Although the relative orthogonality of the U2 aldehyde classification-loaded PC (PC2) is not simply explicable, this secondary LOP might arise from a differing peroxidation mechanism, or alternatively might be generated from the chemical modification or oxidation of an alternative aldehydic LOP classification during TSE exposure.

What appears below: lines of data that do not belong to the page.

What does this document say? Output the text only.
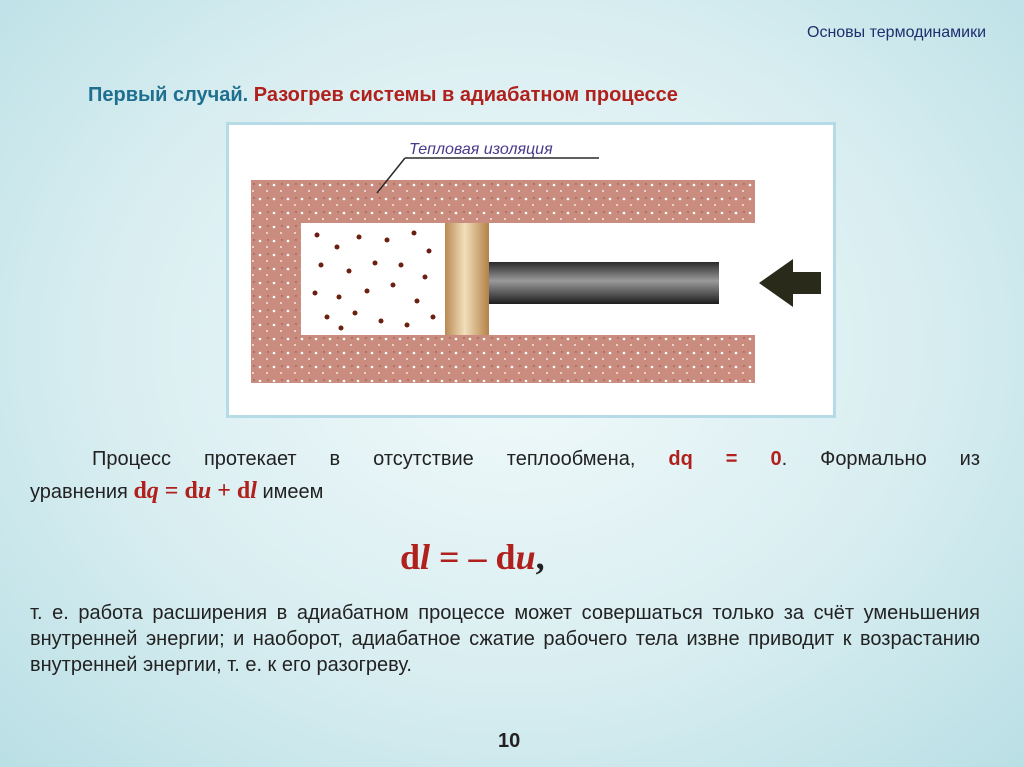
Основы термодинамики
Первый случай. Разогрев системы в адиабатном процессе
Тепловая изоляция
Процесс протекает в отсутствие теплообмена, dq = 0. Формально из
уравнения dq = du + dl имеем
dl = – du,
т. е. работа расширения в адиабатном процессе может совершаться только за счёт уменьшения внутренней энергии; и наоборот, адиабатное сжатие рабочего тела извне приводит к возрастанию внутренней энергии, т. е. к его разогреву.
10
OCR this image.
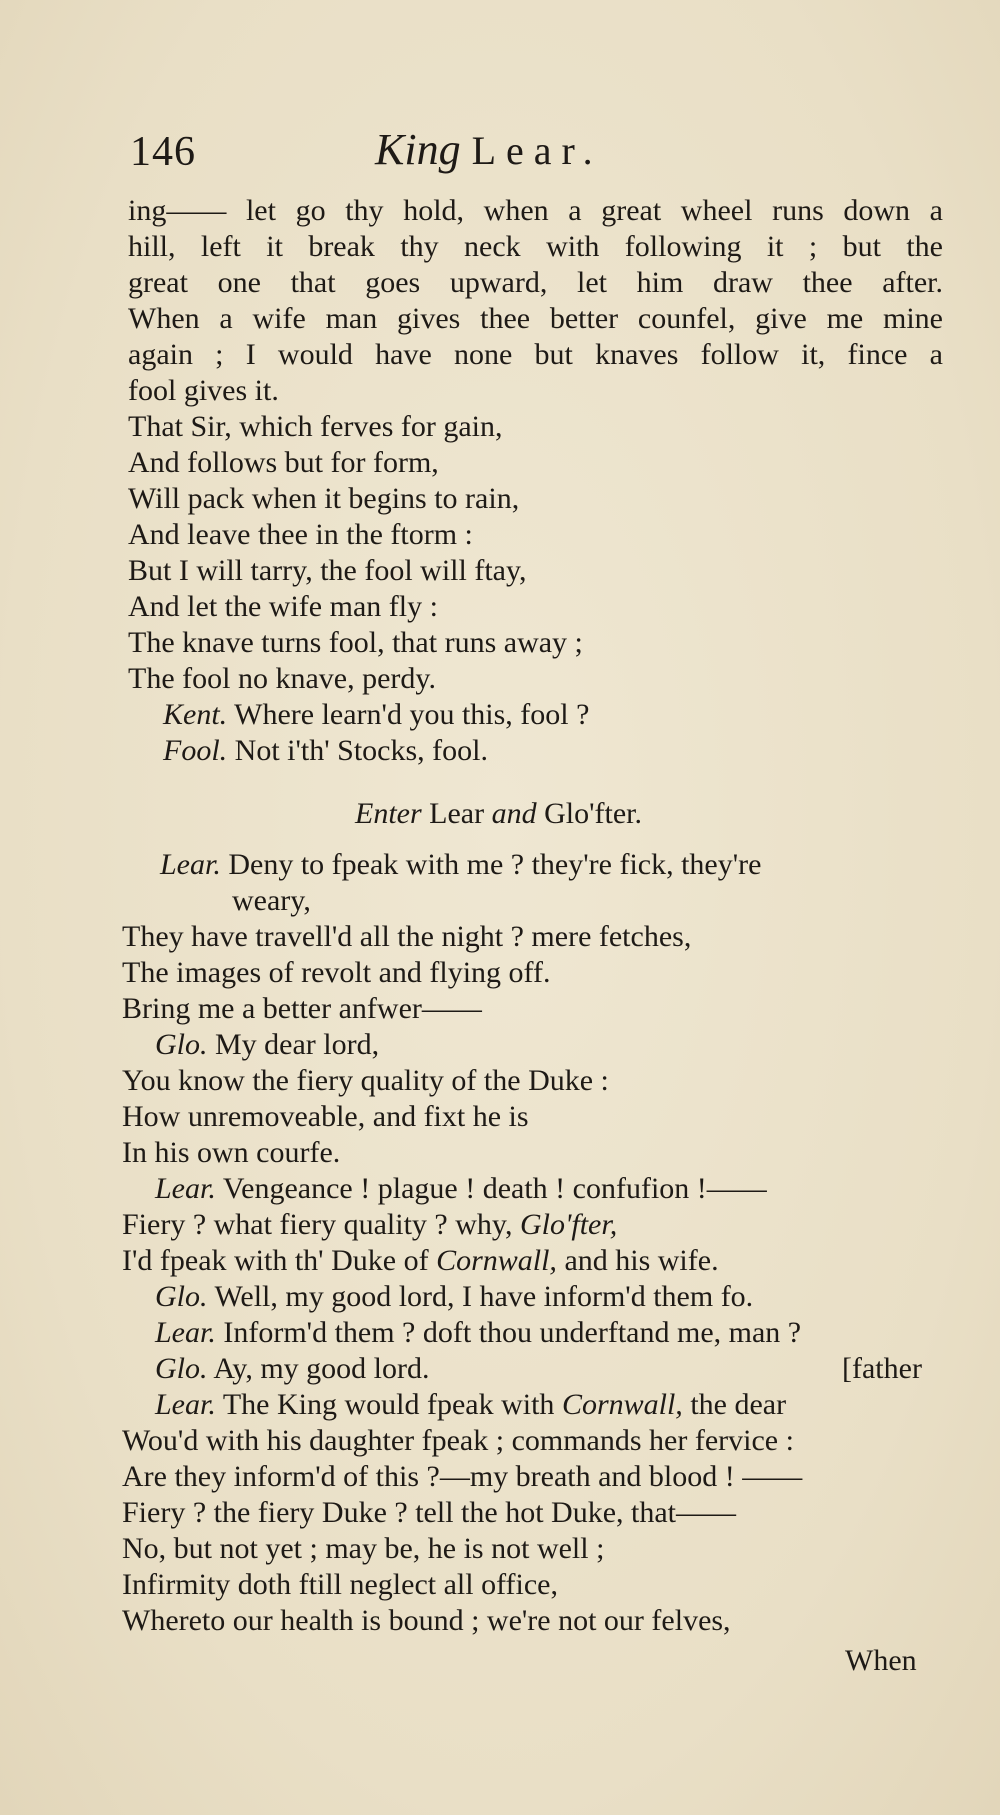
146	King Lear.
ing—— let go thy hold, when a great wheel runs down a
hill, left it break thy neck with following it ; but the
great one that goes upward, let him draw thee after.
When a wife man gives thee better counfel, give me mine
again ; I would have none but knaves follow it, fince a
fool gives it.
That Sir, which ferves for gain,
And follows but for form,
Will pack when it begins to rain,
And leave thee in the ftorm :
But I will tarry, the fool will ftay,
And let the wife man fly :
The knave turns fool, that runs away ;
The fool no knave, perdy.
Kent. Where learn'd you this, fool ?
Fool. Not i'th' Stocks, fool.
Enter Lear and Glo'fter.
Lear. Deny to fpeak with me ? they're fick, they're
weary,
They have travell'd all the night ? mere fetches,
The images of revolt and flying off.
Bring me a better anfwer——
Glo. My dear lord,
You know the fiery quality of the Duke :
How unremoveable, and fixt he is
In his own courfe.
Lear. Vengeance ! plague ! death ! confufion !——
Fiery ? what fiery quality ? why, Glo'fter,
I'd fpeak with th' Duke of Cornwall, and his wife.
Glo. Well, my good lord, I have inform'd them fo.
Lear. Inform'd them ? doft thou underftand me, man ?
Glo. Ay, my good lord.	[father
Lear. The King would fpeak with Cornwall, the dear
Wou'd with his daughter fpeak ; commands her fervice :
Are they inform'd of this ?—my breath and blood ! ——
Fiery ? the fiery Duke ? tell the hot Duke, that——
No, but not yet ; may be, he is not well ;
Infirmity doth ftill neglect all office,
Whereto our health is bound ; we're not our felves,
When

A preliminary receiver operating characteristic (ROC) curve analysis was performed in order to evaluate their levels of classification success from the patterns of aldehydic LOP concentrations monitored at the 90 min. TSE time-point in view of the PCA distinction that was achieved between the fermented and unfermented CLO products. The ROC curve arising therefrom (i.e. a plot of true positive vs. false positive rates) had area under the receiver-operating characteristic curve (AUROC) values 0.923 rising to 0.974 for models featuring from two to eight aldehyde resonance ISB intensities. However, these values were only statistically significantly greater than the null 0.50 value with eight or nine variables considered in view of the limited sample sizes available (n = 3 replicates per product). Therefore, this preliminary analysis provided evidence that this multivariate analysis approach might successfully discriminate between the fermented from unfermented CLO products on the basis of the patterns and concentrations of thermally-inducible aldehydic LOPs generated at the 90 min. TSE time-point.